LEIAM SE AINDA TIVEREM DÚVIDAS
O acordo Ortográfico está em vigor há alguns anos, no entanto assistimos com alguma frequência a comentários e tomadas de posição em profundo desacordo com o mesmo, assumidos por diversas personalidades com elevado nível cultural, o que tem lançado muitas interrogações em todos aqueles menos versados na escrita, mas que têm aceite o acordo como uma decisão responsável de quem tinha capacidade institucional para acordar o mesmo, com os outros 7 países de língua oficial portuguesa.
Passados diversos anos a maioria da sociedade portuguesa pratica as regras do novo acordo, com destaque para as instituições oficiais, a comunicação social e o ensino público e privado.
Não vou abordar os argumentos linguísticos dos que discordam ou concordam com o acordo, mas tão só aspetos de racionalidade nesta questão.
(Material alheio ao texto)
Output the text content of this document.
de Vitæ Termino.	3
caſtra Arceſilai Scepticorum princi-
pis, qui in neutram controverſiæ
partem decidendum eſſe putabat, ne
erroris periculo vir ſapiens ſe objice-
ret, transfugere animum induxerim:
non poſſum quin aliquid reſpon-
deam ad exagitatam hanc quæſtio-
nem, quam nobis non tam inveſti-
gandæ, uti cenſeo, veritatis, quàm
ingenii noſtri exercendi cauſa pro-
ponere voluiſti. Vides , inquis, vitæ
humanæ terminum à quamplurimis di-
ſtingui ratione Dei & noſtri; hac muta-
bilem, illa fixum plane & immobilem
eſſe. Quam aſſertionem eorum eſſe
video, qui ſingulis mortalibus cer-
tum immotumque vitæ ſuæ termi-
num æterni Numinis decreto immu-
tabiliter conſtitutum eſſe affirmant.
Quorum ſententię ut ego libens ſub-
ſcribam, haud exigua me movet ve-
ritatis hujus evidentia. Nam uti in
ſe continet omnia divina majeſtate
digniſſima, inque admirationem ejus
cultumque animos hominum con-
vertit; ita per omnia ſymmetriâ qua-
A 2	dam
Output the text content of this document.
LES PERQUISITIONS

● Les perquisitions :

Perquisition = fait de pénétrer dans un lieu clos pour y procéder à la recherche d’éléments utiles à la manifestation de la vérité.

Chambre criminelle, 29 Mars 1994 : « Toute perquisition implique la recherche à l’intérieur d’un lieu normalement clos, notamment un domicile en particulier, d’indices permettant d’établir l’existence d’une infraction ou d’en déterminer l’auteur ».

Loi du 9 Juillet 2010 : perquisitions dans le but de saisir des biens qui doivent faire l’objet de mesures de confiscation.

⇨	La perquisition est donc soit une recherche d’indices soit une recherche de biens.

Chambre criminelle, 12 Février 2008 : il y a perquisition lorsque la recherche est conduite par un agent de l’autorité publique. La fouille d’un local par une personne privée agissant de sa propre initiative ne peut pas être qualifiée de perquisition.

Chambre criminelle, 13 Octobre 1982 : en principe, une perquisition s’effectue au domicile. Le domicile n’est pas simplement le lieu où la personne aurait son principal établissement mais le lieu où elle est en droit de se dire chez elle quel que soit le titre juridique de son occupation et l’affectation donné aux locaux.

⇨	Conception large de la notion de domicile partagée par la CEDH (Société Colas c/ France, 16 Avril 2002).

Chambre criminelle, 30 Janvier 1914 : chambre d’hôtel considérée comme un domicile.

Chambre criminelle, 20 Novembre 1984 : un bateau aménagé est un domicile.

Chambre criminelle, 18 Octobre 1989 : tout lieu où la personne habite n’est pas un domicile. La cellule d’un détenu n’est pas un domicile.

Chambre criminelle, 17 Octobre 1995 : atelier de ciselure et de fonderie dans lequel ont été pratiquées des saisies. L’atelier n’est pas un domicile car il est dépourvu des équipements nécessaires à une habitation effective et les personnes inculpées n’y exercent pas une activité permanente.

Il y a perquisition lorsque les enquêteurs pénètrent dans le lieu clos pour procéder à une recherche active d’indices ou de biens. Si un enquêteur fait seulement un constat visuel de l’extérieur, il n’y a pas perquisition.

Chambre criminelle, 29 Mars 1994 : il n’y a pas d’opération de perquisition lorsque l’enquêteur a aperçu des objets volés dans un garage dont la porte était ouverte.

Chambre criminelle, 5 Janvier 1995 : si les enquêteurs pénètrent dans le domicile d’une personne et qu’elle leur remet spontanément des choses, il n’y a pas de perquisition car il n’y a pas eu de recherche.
Para tal socorro-me de um texto que relata, à época, os factos ocorridos no dia 5 de Outubro de 1910, que pode ser lido aqui.
Desse texto retirei um conjunto de palavras sobre a Revolução de 5 de outubro de 1910, que talvez ajude os que contestam o novo acordo ortográfico a perceber que a escrita de uma língua não é uma coisa estática, pois a forma de escrever a nossa língua tem tido profundas transformações em diversas épocas da nossa História.
Medite-se sobre o português de 1910 e o actual (antes do acordo 0rtográfico)
| Redempção – redenção Insurrecçiona – insurreciona Republica – República ha – há lucta – luta officiais – oficiais monarchicos – monárquicos triumpha – triunfa enthusiasmo – entusiasmo á – à tambem – também adherem – aderem telephonica – telefónica cavallaria – cavalaria policia – polícia aquella – aquela sahia – saia permittem – permitem permanencia – permanência immediações – imediações edificio – edifício noticias – notícias approximar-se – aproximar-se repellido – repelido ninguem – ninguém approxime – aproxime tres – três d`elles – deles sahido – saído immediações – imediações socego – sossego cavallo – cavalo optimistas – otimistas fórma – forma transito – trânsito triunphantes – triunfantes telegrapho – telegrafo tambem – também direcção – direção pharmacias – farmácias pediam-n`o – pediam-no adhesões – adesões palacio – palácio victoriosamente – vitoriosamente villa – vila | Affonso – Afonso elles – eles occasião – ocasião commando – comando fóra – fora marquez – marquês acclamada – aclamada apprehenderam – apreenderam telegramma – telegrama illuminadores – iluminadores affirmam – afirmam hontem – ontem sahem – saem auctoridade – autoridade unico – único veiu – veio attitude – atitude aquartellados – aquartelados paralysou – paralisou funcciona – funciona acceso – aceso desunil-os – desuni-los rechaçal-os – rechaça-los holophotes – holofotes occupado – ocupado panico – pânico appareceu – apareceu alli – ali installado – instalado predio – prédio collocavam – colocavam victoria – vitória aprisional-o – aprisiona-lo numero – número soccorrido – socorrido ecco – eco silencio – silêncio pallido – pálido paginas – páginas cortezãos – cortesãos portuguezas – portuguesas castellos – castelos chronicas – crónicas actração – atração apezar – apesar |
Será que em nome da "pureza" da escrita ainda nos vão exigir que se passe a escrever, como em 1910?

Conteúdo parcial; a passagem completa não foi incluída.